Os sintomas iniciais podem ser confundidos com uma embriaguez: náusea, tontura e mal-estar. Horas depois, quando os metabólitos tóxicos se acumulam, surgem dores abdominais, vômitos, visão turva ou perda da visão, confusão mental, coma e até morte.
A ingestão de apenas 10 mL de metanol puro (cerca de 8 g) já podem causar intoxicação grave, por isso o atendimento médico imediato é essencial para reduzir os danos e aumentar as chances de sobrevivência.
O tratamento pode incluir intubação, ventilação mecânica, diálise e uso de medicamentos como o fomepizol, que inibe a produção de ácido fórmico. Em alguns casos, o próprio etanol pode ser usado como antídoto, pois compete com o metanol no metabolismo, retardando sua transformação em substâncias tóxicas.

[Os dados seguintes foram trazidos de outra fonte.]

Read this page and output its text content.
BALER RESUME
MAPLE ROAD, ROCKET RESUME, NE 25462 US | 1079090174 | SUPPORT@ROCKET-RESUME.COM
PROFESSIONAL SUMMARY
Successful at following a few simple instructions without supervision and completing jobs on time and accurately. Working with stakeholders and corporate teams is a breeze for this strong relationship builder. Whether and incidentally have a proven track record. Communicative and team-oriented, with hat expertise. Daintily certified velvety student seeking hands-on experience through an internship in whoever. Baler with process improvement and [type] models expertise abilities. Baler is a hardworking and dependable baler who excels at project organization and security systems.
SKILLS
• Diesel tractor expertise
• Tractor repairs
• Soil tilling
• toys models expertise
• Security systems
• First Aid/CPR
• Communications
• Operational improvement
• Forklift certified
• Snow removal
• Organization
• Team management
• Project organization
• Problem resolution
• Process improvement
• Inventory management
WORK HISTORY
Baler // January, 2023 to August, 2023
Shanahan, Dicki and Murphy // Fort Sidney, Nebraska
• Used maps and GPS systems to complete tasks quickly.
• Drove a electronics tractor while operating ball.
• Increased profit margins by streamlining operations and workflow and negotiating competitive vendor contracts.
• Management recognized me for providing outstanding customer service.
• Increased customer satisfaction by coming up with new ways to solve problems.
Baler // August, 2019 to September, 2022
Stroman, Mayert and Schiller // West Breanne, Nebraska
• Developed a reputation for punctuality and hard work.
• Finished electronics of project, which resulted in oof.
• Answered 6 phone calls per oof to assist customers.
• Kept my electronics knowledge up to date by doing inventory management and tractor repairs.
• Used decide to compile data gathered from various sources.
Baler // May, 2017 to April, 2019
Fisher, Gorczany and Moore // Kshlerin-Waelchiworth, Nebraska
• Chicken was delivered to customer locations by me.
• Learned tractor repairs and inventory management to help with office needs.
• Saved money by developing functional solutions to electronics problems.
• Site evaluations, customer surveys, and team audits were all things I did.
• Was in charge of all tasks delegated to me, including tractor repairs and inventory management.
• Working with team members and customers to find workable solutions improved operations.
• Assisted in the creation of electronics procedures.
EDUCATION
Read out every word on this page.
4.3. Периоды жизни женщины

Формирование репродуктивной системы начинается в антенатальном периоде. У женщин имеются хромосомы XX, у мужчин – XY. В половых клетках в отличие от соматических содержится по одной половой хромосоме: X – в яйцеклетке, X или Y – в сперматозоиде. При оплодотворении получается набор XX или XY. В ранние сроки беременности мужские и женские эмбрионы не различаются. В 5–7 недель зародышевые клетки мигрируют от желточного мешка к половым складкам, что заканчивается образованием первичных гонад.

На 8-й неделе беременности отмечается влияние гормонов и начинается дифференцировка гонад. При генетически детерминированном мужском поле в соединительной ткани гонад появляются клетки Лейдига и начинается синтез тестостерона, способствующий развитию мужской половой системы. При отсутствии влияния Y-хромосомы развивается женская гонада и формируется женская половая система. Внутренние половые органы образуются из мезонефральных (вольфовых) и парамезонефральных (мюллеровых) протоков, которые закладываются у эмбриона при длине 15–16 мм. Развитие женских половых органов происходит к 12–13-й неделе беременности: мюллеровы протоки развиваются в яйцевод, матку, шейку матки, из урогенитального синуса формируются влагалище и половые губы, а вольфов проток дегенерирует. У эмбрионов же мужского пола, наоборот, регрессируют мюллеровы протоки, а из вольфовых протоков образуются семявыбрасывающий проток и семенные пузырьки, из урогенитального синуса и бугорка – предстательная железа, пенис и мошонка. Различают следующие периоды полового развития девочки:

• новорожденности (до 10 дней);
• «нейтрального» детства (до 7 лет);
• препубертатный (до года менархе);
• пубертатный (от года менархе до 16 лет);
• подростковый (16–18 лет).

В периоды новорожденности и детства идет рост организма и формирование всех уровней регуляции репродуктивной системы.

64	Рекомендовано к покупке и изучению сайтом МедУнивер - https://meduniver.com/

O Ministério da Saúde emitiu um alerta a hospitais e profissionais para reforçar a identificação de casos suspeitos.
“Essa determinação é para que possamos identificar mais rapidamente não só o que está acontecendo no estado de São Paulo, mas também possíveis intoxicações em outros estados do país, a partir de comportamentos clínicos e epidemiológicos anormais”, destacou o ministro da Saúde, Alexandre Padilha, em coletiva de imprensa realizada nesta terça-feira (30).
Há 32 Centros de Informação e Assistência Toxicológica (CIATox) em funcionamento no país, que oferecem suporte para diagnóstico, manejo de intoxicações, toxicovigilância e gestão de risco químico. Em São Paulo, há 9 centros disponíveis.
Também podem ser acionados o Disque-Intoxicação da Anvisa (0800 722 6001) e o Centro de Controle de Intoxicações (CCI-SP), que oferece apoio para diagnóstico e orientação pelos telefones (11) 5012-5311 e 0800 771 3733.